By Prakash Govindasreenivasan
Australia are in a spot of bother. Having conceded the Ashes, they would have been eager for redemption in the return leg starting in November. But, that seems a distant dream, as injuries have taken the life out of the Australian pace battery, just two months ahead of the series.
Ryan Harris, who stretched himself and proved his fitness by playing more than three Test matches in a row for the first time, has been hit by a hamstring injury that has put his spot in doubt. Mitchell Starc was hit by stress fractures to his back that have most certainly ruled him out of the series. Youngster Pat Cummins, who would have loved to make his Test debut in the Ashes series, suffered yet another injury setback.
There can be no better time to bring back Mitchell Johnson. The left-arm pacer, who was left out of the Ashes 2013 series, has shown his desire and intent to revive his Test career. To judge him purely on the basis of his performance in the Ashes 2010-11, where he went astray in line and length after a successful outing in Perth, is a bit unfair. Johnson seems to have come a long way after being subjected to innumerable taunts and constant bickering from a large section of opposition fans.
Another positive sign has been his ability to generate genuine pace. There is distinct change in the way he bowled in the second One-Day International (ODI) against England. Johnson has switched back to his longer run up. Both his wickets in the game came off deliveries bowled in excess of 90mph.

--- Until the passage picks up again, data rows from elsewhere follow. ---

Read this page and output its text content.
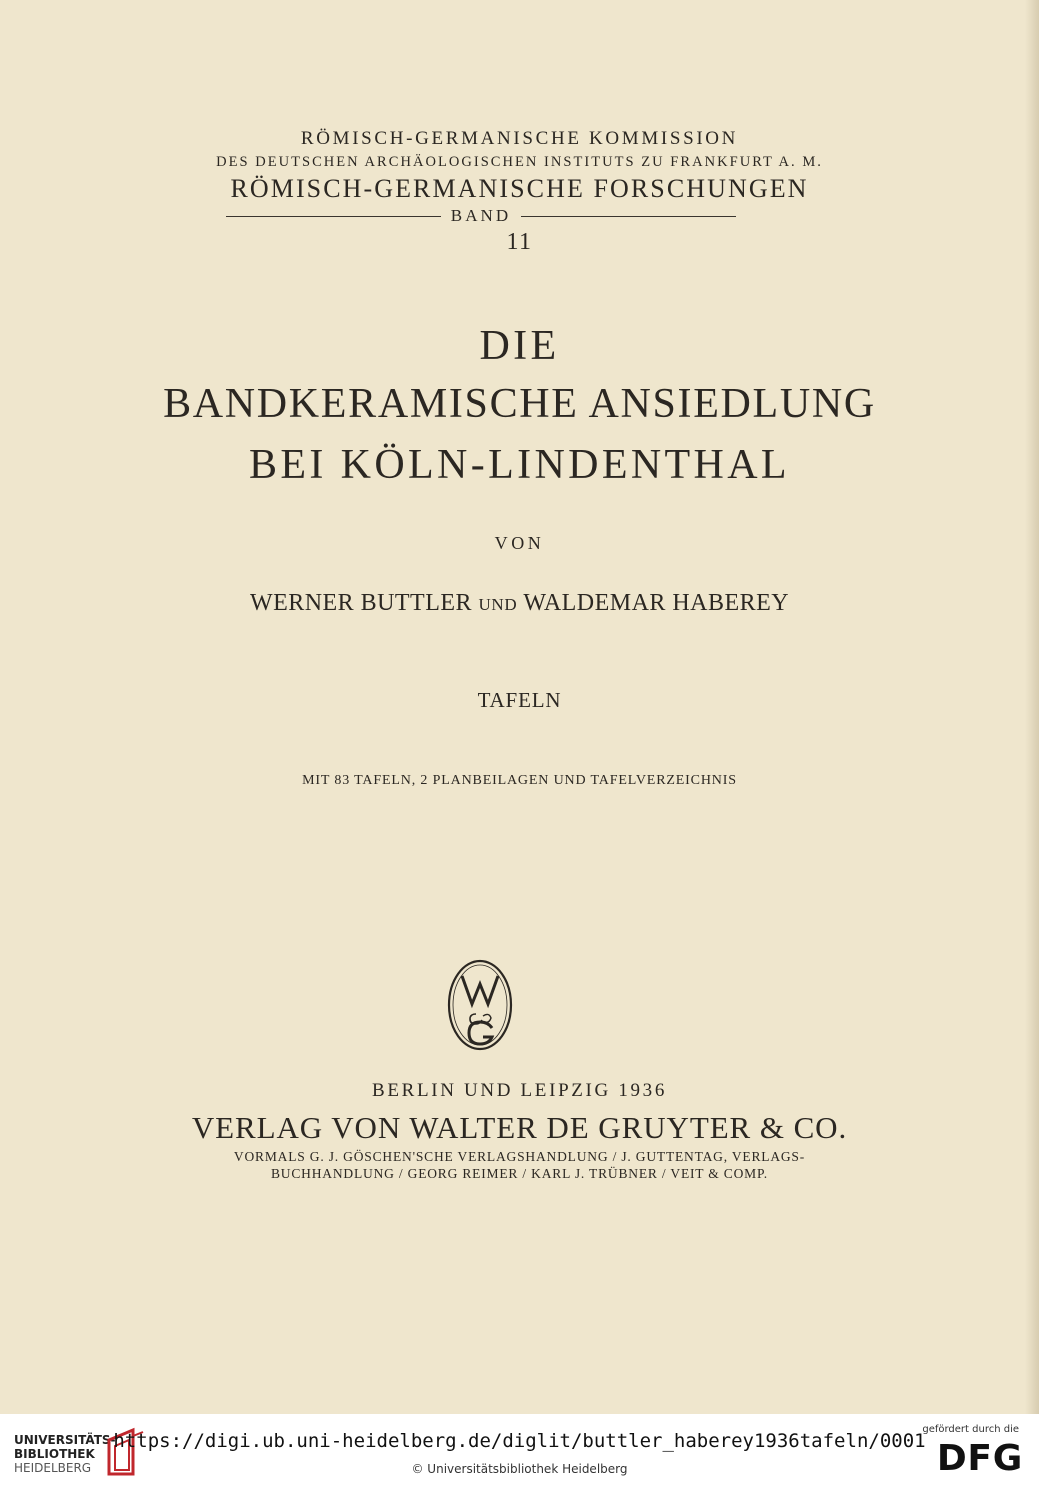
RÖMISCH-GERMANISCHE KOMMISSION
DES DEUTSCHEN ARCHÄOLOGISCHEN INSTITUTS ZU FRANKFURT A. M.
RÖMISCH-GERMANISCHE FORSCHUNGEN
BAND
11
DIE
BANDKERAMISCHE ANSIEDLUNG
BEI KÖLN-LINDENTHAL
VON
WERNER BUTTLER UND WALDEMAR HABEREY
TAFELN
MIT 83 TAFELN, 2 PLANBEILAGEN UND TAFELVERZEICHNIS
BERLIN UND LEIPZIG 1936
VERLAG VON WALTER DE GRUYTER & CO.
VORMALS G. J. GÖSCHEN'SCHE VERLAGSHANDLUNG / J. GUTTENTAG, VERLAGS-
BUCHHANDLUNG / GEORG REIMER / KARL J. TRÜBNER / VEIT & COMP.
UNIVERSITÄTS-
BIBLIOTHEK
HEIDELBERG
https://digi.ub.uni-heidelberg.de/diglit/buttler_haberey1936tafeln/0001
© Universitätsbibliothek Heidelberg
gefördert durch die
DFG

There are clear signs that Johnson is desperate to claw his way back into the Test side and is leaving no stone unturned. The Australian management will also see multiple benefits of bringing the southpaw back into the side. For starters, he will spearhead the attack and take the pressure off the younger and inexperienced lot like James Pattinson and Jackson Bird. The Ashes 2013 saw Australia put the responsibility of delivering the goods on two 23-year-old pacers in Pattinson and Starc. In the end, the pressure got the better of them and their bodies, with both suffering injuries.
Even if Pattinson returns, the pressure of responsibility on him needs to be severely reduced if he is to excel. In such a situation, Johnson leading the pack sounds like Australia’s best bet. If numbers are anything to go by, then Australia have another reason to pick Johnson. The left-armer has dismissed Ian Bell, England’s hero in their 3-0 Ashes 2013 victory, the most number of times in Test cricket.
With uncertainty looming large over almost every fast bowling option, it is only safe to say that Australia need Mitchell Johnson now more than ever.